QUESTION 2: How could this cancellation right have been drafted more clearly, so as to avoid the need for a trial?

(Scroll down for one possible answer.)

 

 

The cancellation right could have been worded, for example: “if any of these tasks has not been met by March 31, then either party may cancel this Agreement by giving written notice to the other party.”

VARIATION:

Suppose that:

  • Investor did not give notice of cancellation until five years had passed, with no action by either party to move forward with the development project.
  • Developer makes the same objection to cancellation.
  • Investor responds that this is ridiculous in view of the circumstances.
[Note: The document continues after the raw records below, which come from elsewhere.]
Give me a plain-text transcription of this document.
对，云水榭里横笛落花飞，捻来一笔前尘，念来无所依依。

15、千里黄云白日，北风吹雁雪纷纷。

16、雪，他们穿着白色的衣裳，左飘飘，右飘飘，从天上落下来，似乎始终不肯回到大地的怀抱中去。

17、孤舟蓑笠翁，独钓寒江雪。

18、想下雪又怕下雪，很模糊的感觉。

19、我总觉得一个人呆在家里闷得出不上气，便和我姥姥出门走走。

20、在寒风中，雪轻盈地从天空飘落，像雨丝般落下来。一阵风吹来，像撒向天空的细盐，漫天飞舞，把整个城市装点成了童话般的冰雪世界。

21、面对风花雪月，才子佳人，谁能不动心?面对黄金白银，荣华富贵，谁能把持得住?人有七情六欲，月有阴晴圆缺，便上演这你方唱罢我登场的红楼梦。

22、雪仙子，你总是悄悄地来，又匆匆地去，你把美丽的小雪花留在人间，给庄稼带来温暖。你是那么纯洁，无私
QUESTION 3: How could the drafters have tried to avoid this difficulty?

(Scroll down for one possible answer.)

 

  • The drafters could have stated a deadline or sunset for exercise of the cancellation right — this is an example of the principle that drafters should always think about how particular rights or ob­lig­a­tions will come to an end.
  • The drafters could have built in further cancellation rights that would arise if additional stated milestones were not met.